We recognize that our current implementation is just the beginning. To make this tool truly valuable for the alignment community, we need your input and participation. Whether you're a researcher, developer, or alignment enthusiast, we welcome your feedback and contributions to help shape the future of this platform.
Check out our live website and share your thoughts to help shape the project’s future:
Acknowledgements
This project began at a hackathon hosted by Apart Research at LISA. We thank our original team member, Samuel Ratnam, who was a member of the original hackathon team, as well as Savva Lambin who joined us during the Lab Studio program. Special thanks to the Apart Lab Studio mentorship team, and to Jason Schreiber, Jacob Haimes, and Jacques Thibodeau for their valuable feedback.
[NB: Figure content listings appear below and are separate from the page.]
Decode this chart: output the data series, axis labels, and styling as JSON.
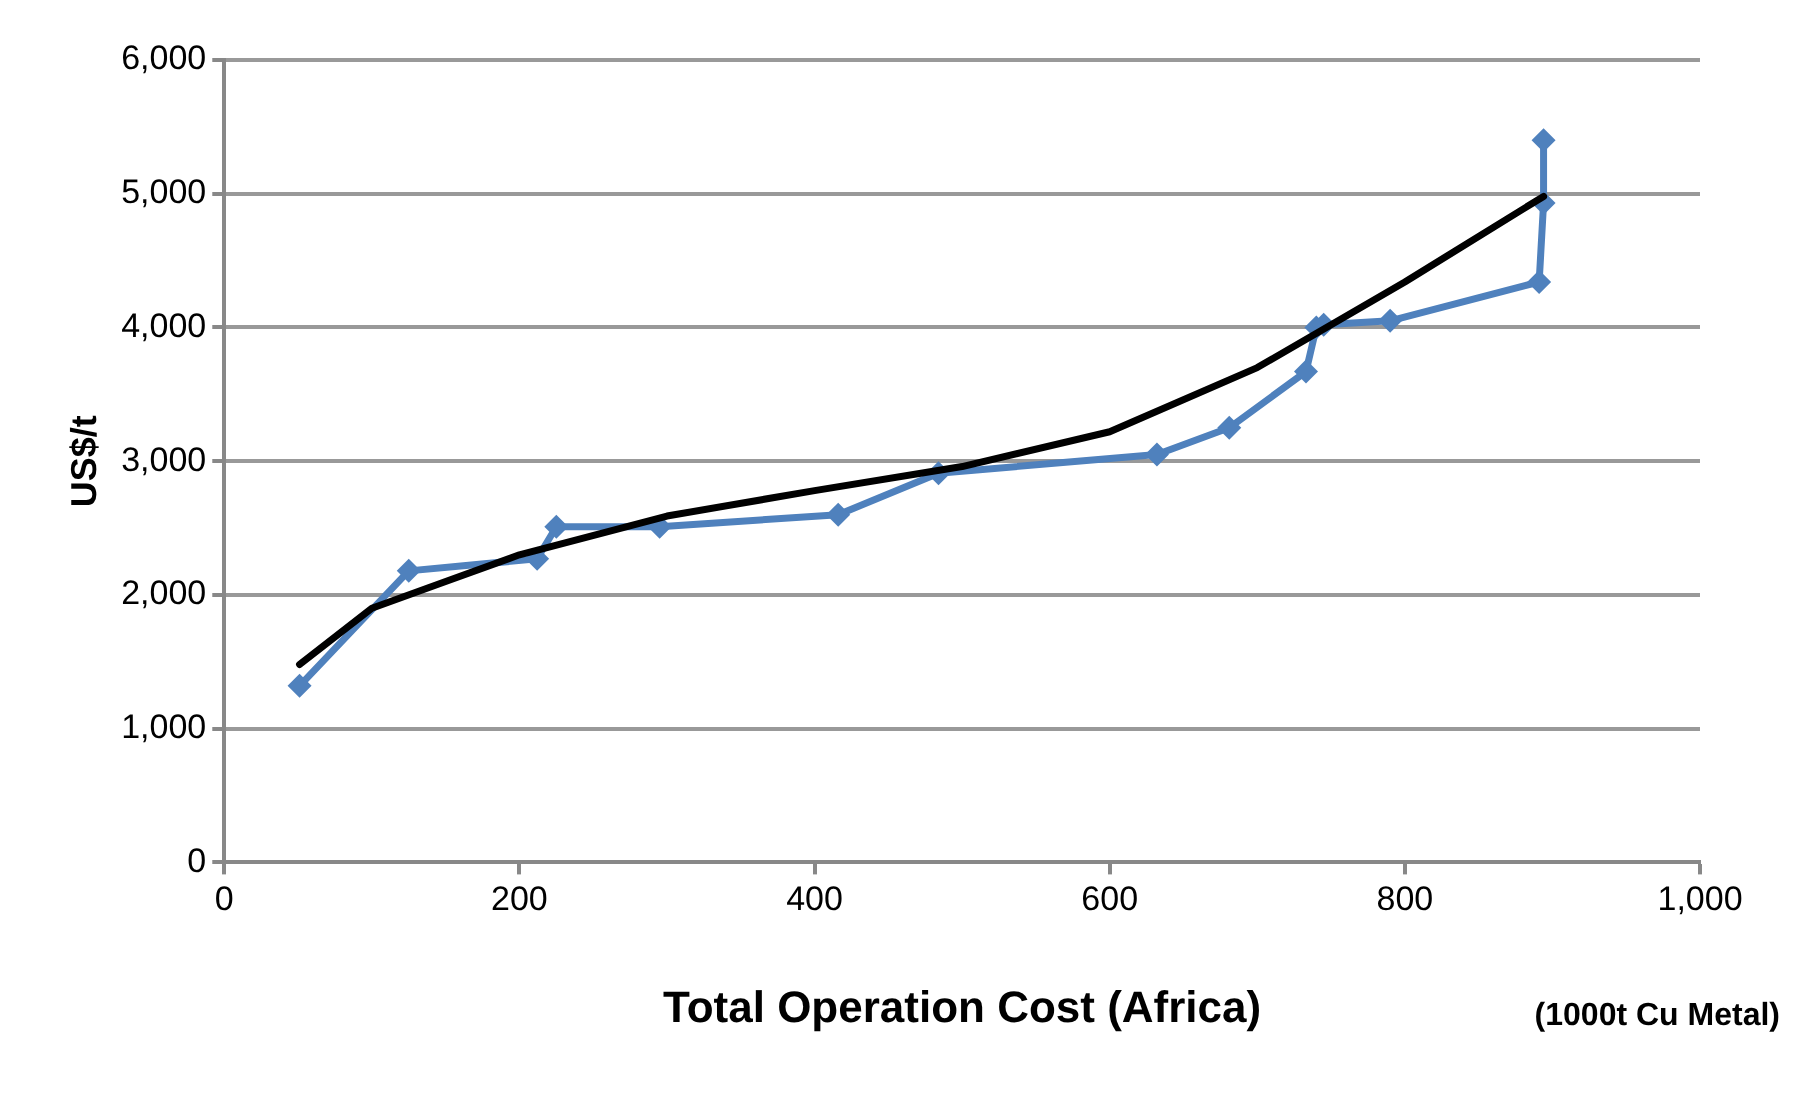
{
  "chart_data": {
    "type": "line",
    "xlabel": "Total Operation Cost (Africa)",
    "ylabel": "US$/t",
    "annotations": [
      "(1000t Cu Metal)"
    ],
    "xlim": [
      0,
      1000
    ],
    "xticks": [
      {
        "value": 0,
        "label": "0"
      },
      {
        "value": 200,
        "label": "200"
      },
      {
        "value": 400,
        "label": "400"
      },
      {
        "value": 600,
        "label": "600"
      },
      {
        "value": 800,
        "label": "800"
      },
      {
        "value": 1000,
        "label": "1,000"
      }
    ],
    "ylim": [
      0,
      6000
    ],
    "yticks": [
      {
        "value": 0,
        "label": "0"
      },
      {
        "value": 1000,
        "label": "1,000"
      },
      {
        "value": 2000,
        "label": "2,000"
      },
      {
        "value": 3000,
        "label": "3,000"
      },
      {
        "value": 4000,
        "label": "4,000"
      },
      {
        "value": 5000,
        "label": "5,000"
      },
      {
        "value": 6000,
        "label": "6,000"
      }
    ],
    "grid": "y",
    "legend": false,
    "marker": "diamond",
    "line_style": "solid",
    "series": [
      {
        "color": "#4f81bd",
        "x": [
          51,
          125,
          212,
          225,
          295,
          416,
          484,
          632,
          681,
          733,
          740,
          745,
          790,
          891,
          894,
          894
        ],
        "values": [
          1320,
          2180,
          2270,
          2510,
          2510,
          2600,
          2910,
          3050,
          3250,
          3670,
          4000,
          4020,
          4050,
          4340,
          4930,
          5400
        ]
      },
      {
        "color": "#000000",
        "marker": "none",
        "x": [
          51,
          100,
          150,
          200,
          300,
          400,
          500,
          600,
          700,
          800,
          894
        ],
        "values": [
          1480,
          1900,
          2100,
          2300,
          2590,
          2780,
          2960,
          3220,
          3700,
          4340,
          4980
        ]
      }
    ]
  }
}
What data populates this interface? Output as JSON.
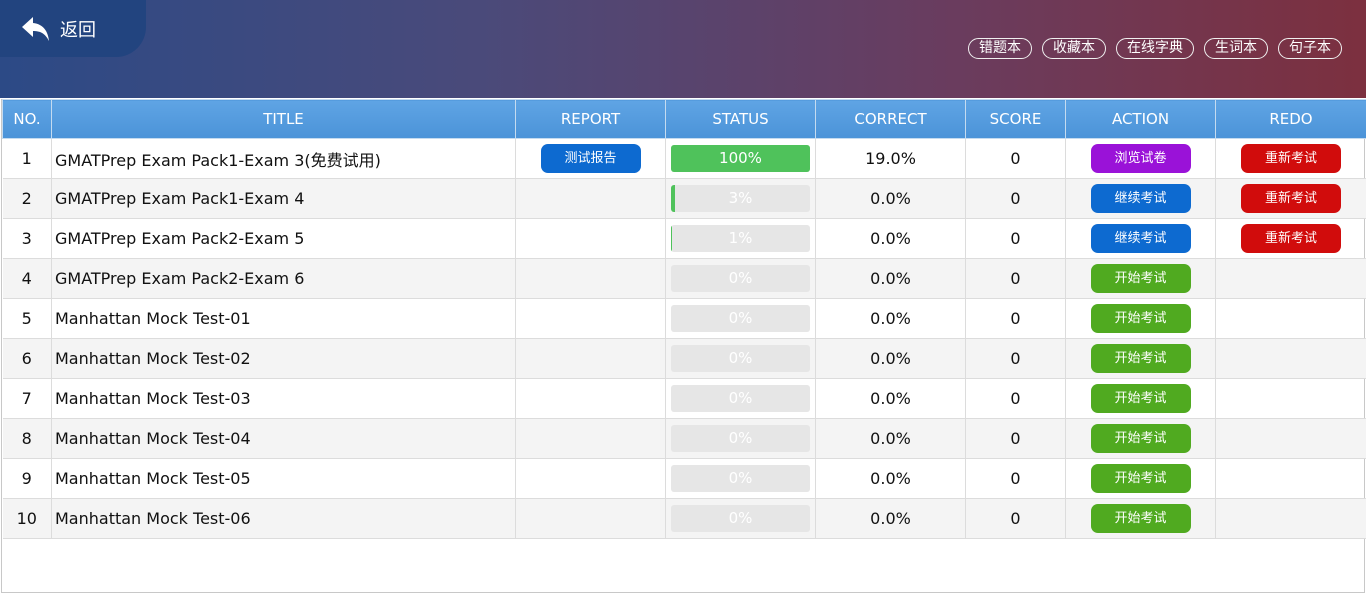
{
  "header": {
    "back_label": "返回",
    "tools": [
      "错题本",
      "收藏本",
      "在线字典",
      "生词本",
      "句子本"
    ]
  },
  "columns": [
    "NO.",
    "TITLE",
    "REPORT",
    "STATUS",
    "CORRECT",
    "SCORE",
    "ACTION",
    "REDO"
  ],
  "colors": {
    "report": "#0d6ad0",
    "action_view": "#9a12d8",
    "action_continue": "#0d6ad0",
    "action_start": "#50aa20",
    "redo": "#d10c0c",
    "progress": "#4fc25b"
  },
  "rows": [
    {
      "no": "1",
      "title": "GMATPrep Exam Pack1-Exam 3(免费试用)",
      "report": "测试报告",
      "progress": 100,
      "status": "100%",
      "correct": "19.0%",
      "score": "0",
      "action": "浏览试卷",
      "action_type": "view",
      "redo": "重新考试"
    },
    {
      "no": "2",
      "title": "GMATPrep Exam Pack1-Exam 4",
      "report": "",
      "progress": 3,
      "status": "3%",
      "correct": "0.0%",
      "score": "0",
      "action": "继续考试",
      "action_type": "continue",
      "redo": "重新考试"
    },
    {
      "no": "3",
      "title": "GMATPrep Exam Pack2-Exam 5",
      "report": "",
      "progress": 1,
      "status": "1%",
      "correct": "0.0%",
      "score": "0",
      "action": "继续考试",
      "action_type": "continue",
      "redo": "重新考试"
    },
    {
      "no": "4",
      "title": "GMATPrep Exam Pack2-Exam 6",
      "report": "",
      "progress": 0,
      "status": "0%",
      "correct": "0.0%",
      "score": "0",
      "action": "开始考试",
      "action_type": "start",
      "redo": ""
    },
    {
      "no": "5",
      "title": "Manhattan Mock Test-01",
      "report": "",
      "progress": 0,
      "status": "0%",
      "correct": "0.0%",
      "score": "0",
      "action": "开始考试",
      "action_type": "start",
      "redo": ""
    },
    {
      "no": "6",
      "title": "Manhattan Mock Test-02",
      "report": "",
      "progress": 0,
      "status": "0%",
      "correct": "0.0%",
      "score": "0",
      "action": "开始考试",
      "action_type": "start",
      "redo": ""
    },
    {
      "no": "7",
      "title": "Manhattan Mock Test-03",
      "report": "",
      "progress": 0,
      "status": "0%",
      "correct": "0.0%",
      "score": "0",
      "action": "开始考试",
      "action_type": "start",
      "redo": ""
    },
    {
      "no": "8",
      "title": "Manhattan Mock Test-04",
      "report": "",
      "progress": 0,
      "status": "0%",
      "correct": "0.0%",
      "score": "0",
      "action": "开始考试",
      "action_type": "start",
      "redo": ""
    },
    {
      "no": "9",
      "title": "Manhattan Mock Test-05",
      "report": "",
      "progress": 0,
      "status": "0%",
      "correct": "0.0%",
      "score": "0",
      "action": "开始考试",
      "action_type": "start",
      "redo": ""
    },
    {
      "no": "10",
      "title": "Manhattan Mock Test-06",
      "report": "",
      "progress": 0,
      "status": "0%",
      "correct": "0.0%",
      "score": "0",
      "action": "开始考试",
      "action_type": "start",
      "redo": ""
    }
  ]
}
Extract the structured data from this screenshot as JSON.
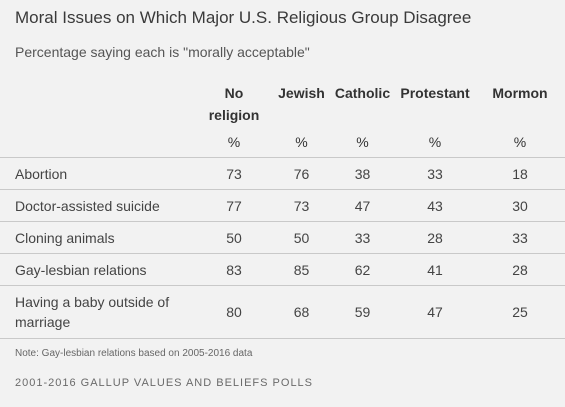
{
  "title": "Moral Issues on Which Major U.S. Religious Group Disagree",
  "subtitle": "Percentage saying each is \"morally acceptable\"",
  "note": "Note: Gay-lesbian relations based on 2005-2016 data",
  "source": "2001-2016 GALLUP VALUES AND BELIEFS POLLS",
  "chart_data": {
    "type": "table",
    "columns": [
      {
        "line1": "No",
        "line2": "religion",
        "unit": "%"
      },
      {
        "line1": "Jewish",
        "line2": "",
        "unit": "%"
      },
      {
        "line1": "Catholic",
        "line2": "",
        "unit": "%"
      },
      {
        "line1": "Protestant",
        "line2": "",
        "unit": "%"
      },
      {
        "line1": "Mormon",
        "line2": "",
        "unit": "%"
      }
    ],
    "rows": [
      {
        "label": "Abortion",
        "values": [
          "73",
          "76",
          "38",
          "33",
          "18"
        ]
      },
      {
        "label": "Doctor-assisted suicide",
        "values": [
          "77",
          "73",
          "47",
          "43",
          "30"
        ]
      },
      {
        "label": "Cloning animals",
        "values": [
          "50",
          "50",
          "33",
          "28",
          "33"
        ]
      },
      {
        "label": "Gay-lesbian relations",
        "values": [
          "83",
          "85",
          "62",
          "41",
          "28"
        ]
      },
      {
        "label": "Having a baby outside of marriage",
        "values": [
          "80",
          "68",
          "59",
          "47",
          "25"
        ]
      }
    ]
  }
}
We're also grateful to Jan H. Kirchner and colleagues for developing the Alignment Dataset that made this work possible.
Footnotes
[1] Obsidian is a personal knowledge base and note-taking application that allows users to make internal links for notes and then visualize the connections as a graph.
[2] Research area is any subtopic of AI safety generated via LLM clustering based on semantic relationships between papers.
[3] The International AI Safety Report 2025 (p. 26) by the UK’s Department for Science, Innovation and Technology and AI Safety Institute, included non-peer-reviewed sources due to the AI field’s rapid development.